Sorry, that should read "most recent gear that exhibits the problem".
Last week we were seeing around 4 of these a day. However now, there are far less (although it is still happening).
Since the data he requested is both large and very secret, I've sent Rob an e-mail telling him how he can download it.
Removing need info as I gave the info in comment 7.
Taking off the build blocker list but keeping it as the high priority item on my plate.
Complete system logs were provided for a specific gear and it was determined that the gear account was removed by hand (ex: by calling userdel XXXXXXXXXXXX). This would leave a stale front-end Apache configuration in place.

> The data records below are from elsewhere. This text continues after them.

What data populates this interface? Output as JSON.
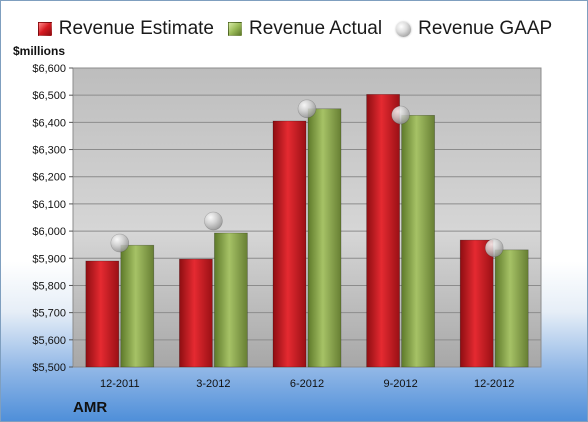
{
  "company": "AMR",
  "units_label": "$millions",
  "legend": [
    {
      "label": "Revenue Estimate",
      "swatch": "red"
    },
    {
      "label": "Revenue Actual",
      "swatch": "green"
    },
    {
      "label": "Revenue GAAP",
      "swatch": "gaap"
    }
  ],
  "colors": {
    "estimate": "#c8141c",
    "actual": "#8aac4a",
    "gaap": "#c9c9c9",
    "plot_background": "#c4c4c4",
    "grid": "#8c8c8c"
  },
  "chart_data": {
    "type": "bar",
    "categories": [
      "12-2011",
      "3-2012",
      "6-2012",
      "9-2012",
      "12-2012"
    ],
    "series": [
      {
        "name": "Revenue Estimate",
        "values": [
          5890,
          5897,
          6405,
          6503,
          5967
        ]
      },
      {
        "name": "Revenue Actual",
        "values": [
          5948,
          5993,
          6450,
          6426,
          5931
        ]
      },
      {
        "name": "Revenue GAAP",
        "values": [
          5956,
          6037,
          6450,
          6427,
          5938
        ]
      }
    ],
    "ylabel": "$millions",
    "ylim": [
      5500,
      6600
    ],
    "ytick_labels": [
      "$5,500",
      "$5,600",
      "$5,700",
      "$5,800",
      "$5,900",
      "$6,000",
      "$6,100",
      "$6,200",
      "$6,300",
      "$6,400",
      "$6,500",
      "$6,600"
    ],
    "grid": true,
    "legend_position": "top"
  }
}
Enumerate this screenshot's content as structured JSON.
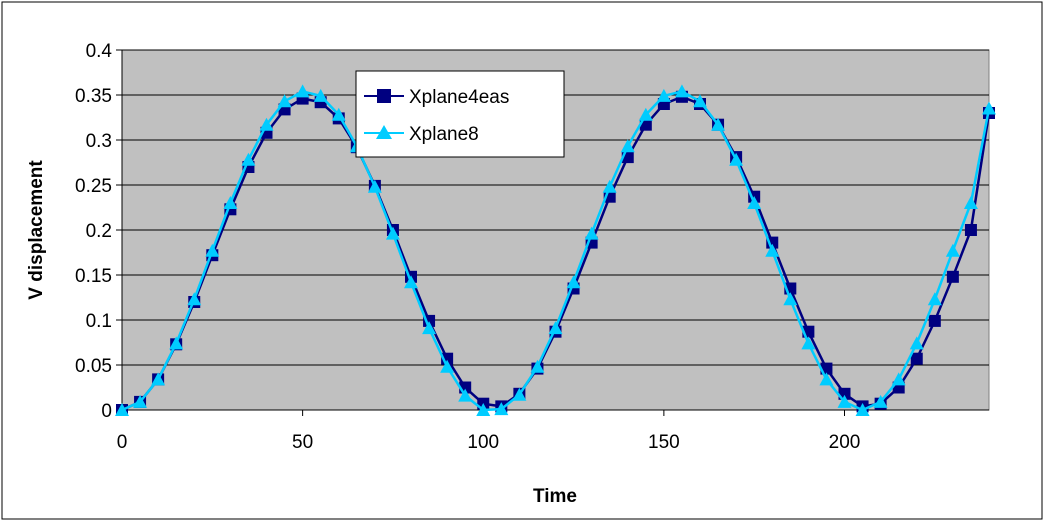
{
  "chart_data": {
    "type": "line",
    "title": "",
    "xlabel": "Time",
    "ylabel": "V displacement",
    "xlim": [
      0,
      240
    ],
    "ylim": [
      0,
      0.4
    ],
    "x_ticks": [
      0,
      50,
      100,
      150,
      200
    ],
    "y_ticks": [
      0,
      0.05,
      0.1,
      0.15,
      0.2,
      0.25,
      0.3,
      0.35,
      0.4
    ],
    "x_tick_labels": [
      "0",
      "50",
      "100",
      "150",
      "200"
    ],
    "y_tick_labels": [
      "0",
      "0.05",
      "0.1",
      "0.15",
      "0.2",
      "0.25",
      "0.3",
      "0.35",
      "0.4"
    ],
    "grid": "horizontal",
    "plot_background": "#C0C0C0",
    "legend_position": "top-center",
    "series": [
      {
        "name": "Xplane4eas",
        "color": "#000080",
        "marker": "square",
        "x": [
          0,
          5,
          10,
          15,
          20,
          25,
          30,
          35,
          40,
          45,
          50,
          55,
          60,
          65,
          70,
          75,
          80,
          85,
          90,
          95,
          100,
          105,
          110,
          115,
          120,
          125,
          130,
          135,
          140,
          145,
          150,
          155,
          160,
          165,
          170,
          175,
          180,
          185,
          190,
          195,
          200,
          205,
          210,
          215,
          220,
          225,
          230,
          235,
          240
        ],
        "y": [
          0,
          0.009,
          0.034,
          0.073,
          0.12,
          0.172,
          0.223,
          0.27,
          0.308,
          0.334,
          0.346,
          0.342,
          0.324,
          0.292,
          0.249,
          0.2,
          0.148,
          0.099,
          0.057,
          0.025,
          0.007,
          0.004,
          0.018,
          0.046,
          0.087,
          0.135,
          0.186,
          0.237,
          0.281,
          0.317,
          0.34,
          0.348,
          0.34,
          0.317,
          0.281,
          0.237,
          0.186,
          0.135,
          0.087,
          0.046,
          0.018,
          0.004,
          0.007,
          0.025,
          0.057,
          0.099,
          0.148,
          0.2,
          0.33
        ]
      },
      {
        "name": "Xplane8",
        "color": "#00CCFF",
        "marker": "triangle",
        "x": [
          0,
          5,
          10,
          15,
          20,
          25,
          30,
          35,
          40,
          45,
          50,
          55,
          60,
          65,
          70,
          75,
          80,
          85,
          90,
          95,
          100,
          105,
          110,
          115,
          120,
          125,
          130,
          135,
          140,
          145,
          150,
          155,
          160,
          165,
          170,
          175,
          180,
          185,
          190,
          195,
          200,
          205,
          210,
          215,
          220,
          225,
          230,
          235,
          240
        ],
        "y": [
          0,
          0.009,
          0.034,
          0.074,
          0.123,
          0.177,
          0.23,
          0.278,
          0.317,
          0.343,
          0.354,
          0.349,
          0.328,
          0.293,
          0.248,
          0.196,
          0.142,
          0.091,
          0.048,
          0.016,
          0.0,
          0.001,
          0.017,
          0.048,
          0.091,
          0.142,
          0.196,
          0.248,
          0.293,
          0.328,
          0.349,
          0.354,
          0.343,
          0.317,
          0.278,
          0.23,
          0.177,
          0.123,
          0.074,
          0.034,
          0.009,
          0.0,
          0.009,
          0.034,
          0.074,
          0.123,
          0.177,
          0.23,
          0.335
        ]
      }
    ]
  }
}
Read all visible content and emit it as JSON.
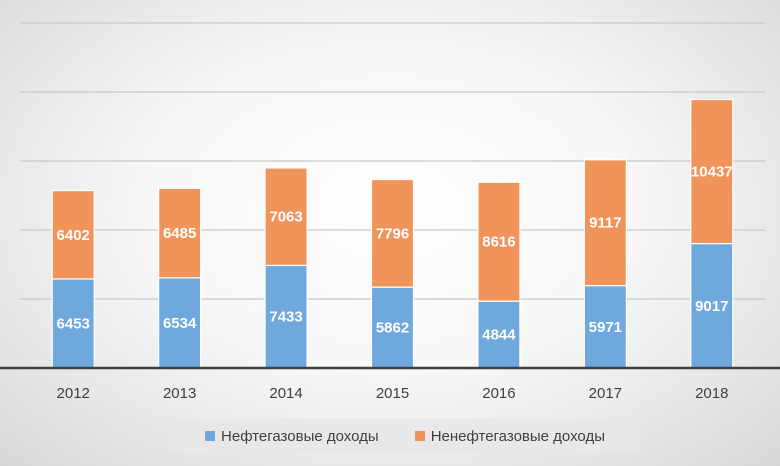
{
  "chart_data": {
    "type": "bar",
    "stacked": true,
    "categories": [
      "2012",
      "2013",
      "2014",
      "2015",
      "2016",
      "2017",
      "2018"
    ],
    "series": [
      {
        "name": "Нефтегазовые доходы",
        "color": "#6fa8dc",
        "values": [
          6453,
          6534,
          7433,
          5862,
          4844,
          5971,
          9017
        ]
      },
      {
        "name": "Ненефтегазовые доходы",
        "color": "#f0945a",
        "values": [
          6402,
          6485,
          7063,
          7796,
          8616,
          9117,
          10437
        ]
      }
    ],
    "ylim": [
      0,
      25000
    ],
    "grid": true,
    "y_tick_labels_shown": false,
    "legend_position": "bottom"
  }
}
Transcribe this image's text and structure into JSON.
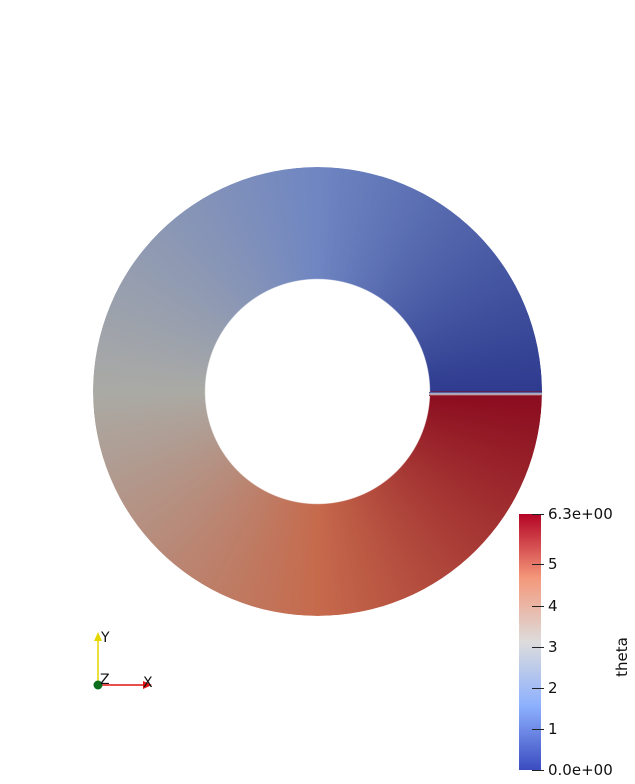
{
  "scalar_field": {
    "name": "theta",
    "range_min_label": "0.0e+00",
    "range_max_label": "6.3e+00",
    "tick_labels": [
      "5",
      "4",
      "3",
      "2",
      "1"
    ],
    "colormap": [
      "#3b4cc0",
      "#8db0fe",
      "#dddcdc",
      "#f4987a",
      "#b40426"
    ]
  },
  "orientation_axes": {
    "x_label": "X",
    "y_label": "Y",
    "z_label": "Z",
    "x_color": "#e01414",
    "y_color": "#e6d600",
    "z_color": "#0a6e1e"
  },
  "ring_colors": {
    "start": "#2e3b8f",
    "quarter": "#6f86c2",
    "half": "#aaaaa5",
    "three_quarter": "#c66a4c",
    "end": "#8a0b1f"
  }
}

I have a query out to find out more about why the gear was deleted.
It looks like the broker purged the application in question from mongodb when the application connector hooks failed to run.
Release ticket updated to request the use of oo-app-destroy instead of userdel to purge stale gears.
Waiting on more information to see why the application hook calls failed.
Need another gear which has a stale front-end configuration but was not destroyed by ops with "userdel".
Second round of fixes to this class of issue were to fix problems in oo-accept-node resulting from the v1 -> v2 migration.
This is impossible to Q/E so I'm moving it directly to closed. Please re-open if a large number of then show up, otherwise, we'll deal with small numbers of them as they happen.